Samples were extracted as described above just without the last PBST dilution step, after a filtration with 0.45 µm membrane chrysoidine was analyzed on a Waters HPLC system equipped with a Waters X-Brige-C18 column (4.6 × 150 mm, 5 µm). The injection volume was 10 µL. The mobile phase consisted of methanol and 5 M ammonium acetate-acetic acid buffer (pH 4.17) at a volume ratio of 55:45. The flow rate was 1.0 mL/min. The detection wavelength was set at 458 nm. The retention time of chrysoidine was 6.7 min.
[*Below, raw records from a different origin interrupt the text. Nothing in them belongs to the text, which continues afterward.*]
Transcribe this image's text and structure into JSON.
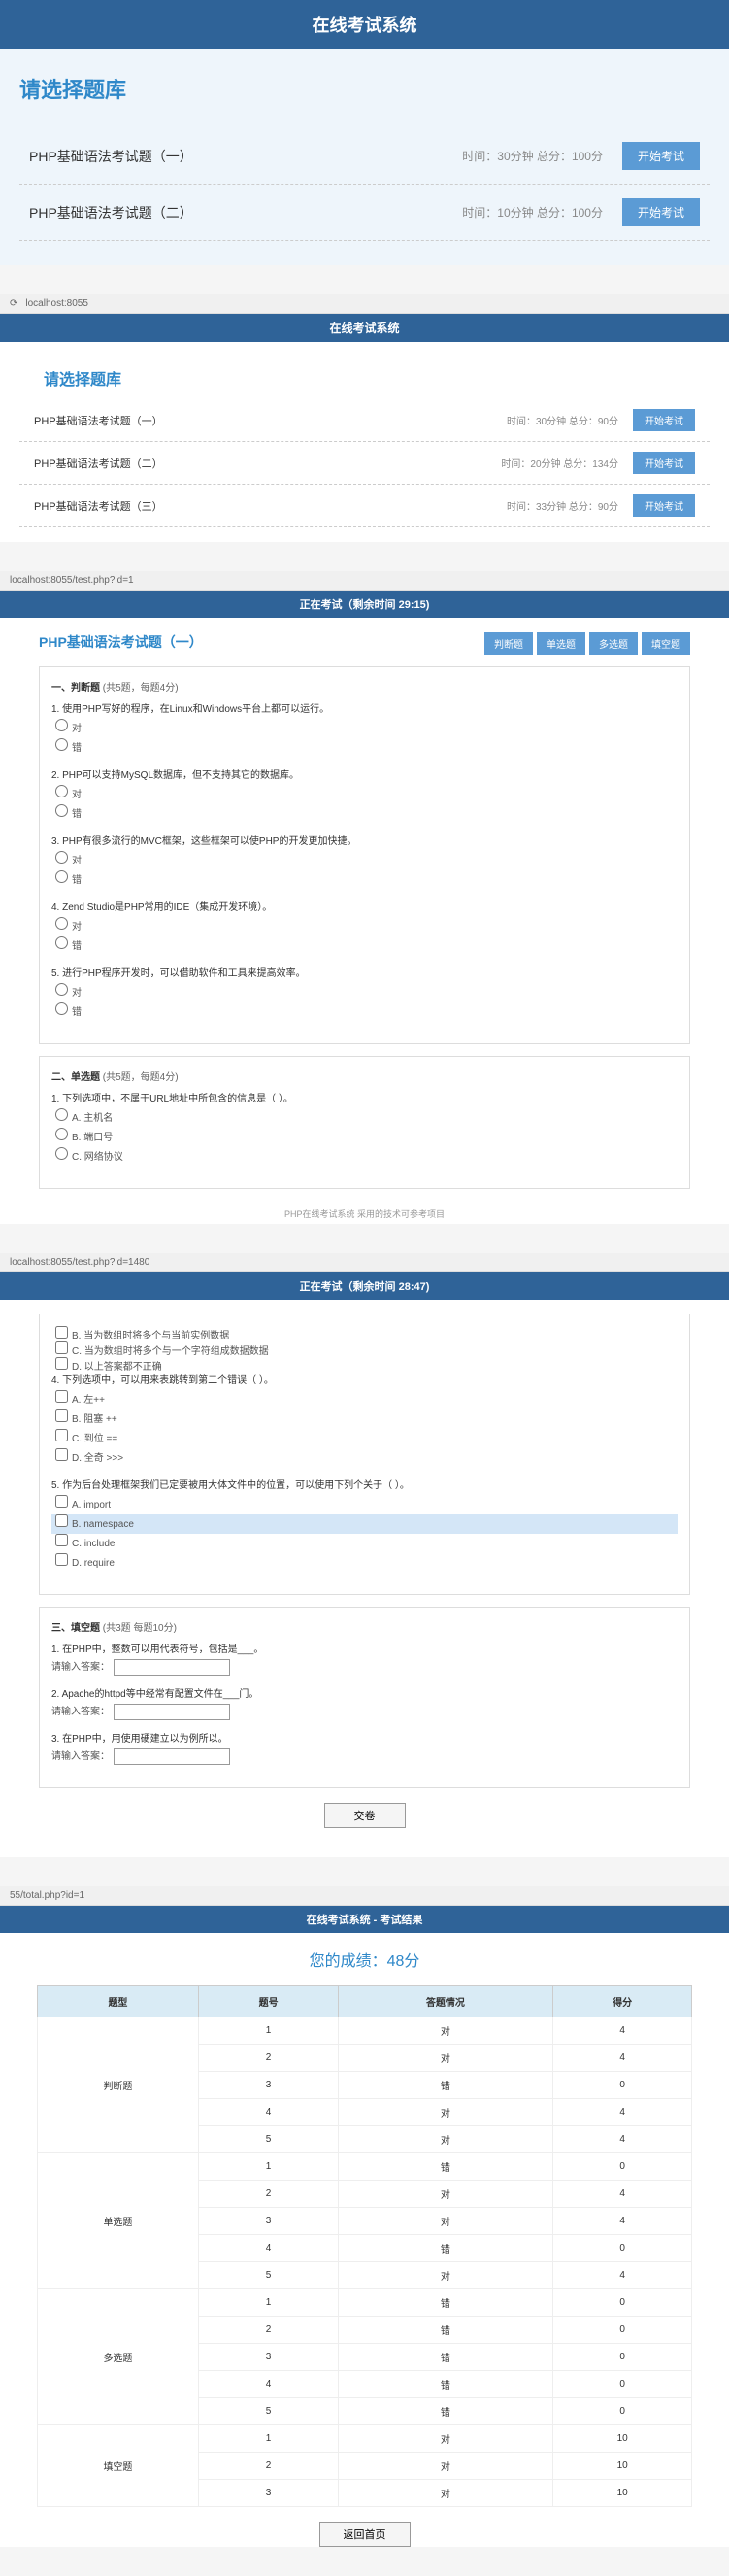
{
  "s1": {
    "header": "在线考试系统",
    "heading": "请选择题库",
    "rows": [
      {
        "name": "PHP基础语法考试题（一）",
        "meta": "时间：30分钟 总分：100分",
        "btn": "开始考试"
      },
      {
        "name": "PHP基础语法考试题（二）",
        "meta": "时间：10分钟 总分：100分",
        "btn": "开始考试"
      }
    ]
  },
  "s2": {
    "url": "localhost:8055",
    "header": "在线考试系统",
    "heading": "请选择题库",
    "rows": [
      {
        "name": "PHP基础语法考试题（一）",
        "meta": "时间：30分钟 总分：90分",
        "btn": "开始考试"
      },
      {
        "name": "PHP基础语法考试题（二）",
        "meta": "时间：20分钟 总分：134分",
        "btn": "开始考试"
      },
      {
        "name": "PHP基础语法考试题（三）",
        "meta": "时间：33分钟 总分：90分",
        "btn": "开始考试"
      }
    ]
  },
  "s3": {
    "url": "localhost:8055/test.php?id=1",
    "header": "正在考试（剩余时间 29:15)",
    "title": "PHP基础语法考试题（一）",
    "nav": [
      "判断题",
      "单选题",
      "多选题",
      "填空题"
    ],
    "sec1": {
      "title": "一、判断题",
      "sub": "(共5题，每题4分)",
      "qs": [
        {
          "t": "1. 使用PHP写好的程序，在Linux和Windows平台上都可以运行。",
          "opts": [
            "对",
            "错"
          ]
        },
        {
          "t": "2. PHP可以支持MySQL数据库，但不支持其它的数据库。",
          "opts": [
            "对",
            "错"
          ]
        },
        {
          "t": "3. PHP有很多流行的MVC框架，这些框架可以使PHP的开发更加快捷。",
          "opts": [
            "对",
            "错"
          ]
        },
        {
          "t": "4. Zend Studio是PHP常用的IDE（集成开发环境）。",
          "opts": [
            "对",
            "错"
          ]
        },
        {
          "t": "5. 进行PHP程序开发时，可以借助软件和工具来提高效率。",
          "opts": [
            "对",
            "错"
          ]
        }
      ]
    },
    "sec2": {
      "title": "二、单选题",
      "sub": "(共5题，每题4分)",
      "q1": {
        "t": "1. 下列选项中，不属于URL地址中所包含的信息是（  ）。",
        "opts": [
          "A. 主机名",
          "B. 端口号",
          "C. 网络协议"
        ]
      }
    },
    "footer": "PHP在线考试系统 采用的技术可参考项目"
  },
  "s4": {
    "url": "localhost:8055/test.php?id=1480",
    "header": "正在考试（剩余时间 28:47)",
    "cont": [
      "B. 当为数组时将多个与当前实例数据",
      "C. 当为数组时将多个与一个字符组成数据数据",
      "D. 以上答案都不正确"
    ],
    "q4": {
      "t": "4. 下列选项中，可以用来表跳转到第二个错误（  ）。",
      "opts": [
        "A. 左++",
        "B. 阻塞 ++",
        "C. 到位 ==",
        "D. 全奇 >>>"
      ]
    },
    "q5": {
      "t": "5. 作为后台处理框架我们已定要被用大体文件中的位置，可以使用下列个关于（  ）。",
      "opts": [
        "A. import",
        "B. namespace",
        "C. include",
        "D. require"
      ]
    },
    "sec3": {
      "title": "三、填空题",
      "sub": "(共3题 每题10分)",
      "qs": [
        {
          "t": "1. 在PHP中，整数可以用代表符号，包括是___。",
          "label": "请输入答案："
        },
        {
          "t": "2. Apache的httpd等中经常有配置文件在___门。",
          "label": "请输入答案："
        },
        {
          "t": "3. 在PHP中，用使用硬建立以为例所以。",
          "label": "请输入答案："
        }
      ]
    },
    "submit": "交卷"
  },
  "s5": {
    "url": "55/total.php?id=1",
    "header": "在线考试系统 - 考试结果",
    "result_label": "您的成绩：",
    "result_score": "48分",
    "th": [
      "题型",
      "题号",
      "答题情况",
      "得分"
    ],
    "groups": [
      {
        "type": "判断题",
        "rows": [
          [
            "1",
            "对",
            "4"
          ],
          [
            "2",
            "对",
            "4"
          ],
          [
            "3",
            "错",
            "0"
          ],
          [
            "4",
            "对",
            "4"
          ],
          [
            "5",
            "对",
            "4"
          ]
        ]
      },
      {
        "type": "单选题",
        "rows": [
          [
            "1",
            "错",
            "0"
          ],
          [
            "2",
            "对",
            "4"
          ],
          [
            "3",
            "对",
            "4"
          ],
          [
            "4",
            "错",
            "0"
          ],
          [
            "5",
            "对",
            "4"
          ]
        ]
      },
      {
        "type": "多选题",
        "rows": [
          [
            "1",
            "错",
            "0"
          ],
          [
            "2",
            "错",
            "0"
          ],
          [
            "3",
            "错",
            "0"
          ],
          [
            "4",
            "错",
            "0"
          ],
          [
            "5",
            "错",
            "0"
          ]
        ]
      },
      {
        "type": "填空题",
        "rows": [
          [
            "1",
            "对",
            "10"
          ],
          [
            "2",
            "对",
            "10"
          ],
          [
            "3",
            "对",
            "10"
          ]
        ]
      }
    ],
    "back": "返回首页"
  }
}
The concentrations of chrysoidine were calculated by calibration with the peak areas of external chrysoidine standard.

4. Conclusions

In this work, antibodies against chrysoidine were prepared for the first time and used to develop an indirect competitive ELISA. Two types of hapten have been synthesized and used to produce polyclonal antibodies and coating antigens. Use of the antibody against the immunogen with two-carbon-atom spacer arm and the heterologous coating antigen with one-carbon-atom spacer arm resulted in the high sensitivity and specificity. The IC50 and LOD values of the assay for chrysoidine are 0.33 and 0.04 ng/mL, respectively. All tested dyes exhibited no cross-reactivity with the antibody to chrysoidine. In addition, high recovery rates (102.1%–106.5%) were obtained when this assay was applied to the fortified samples. The ELISA method was also compared to HPLC with an excellent correlation. Therefore, the icELISA could be a feasible quantitative/screening method for chrysoidine analysis in food samples.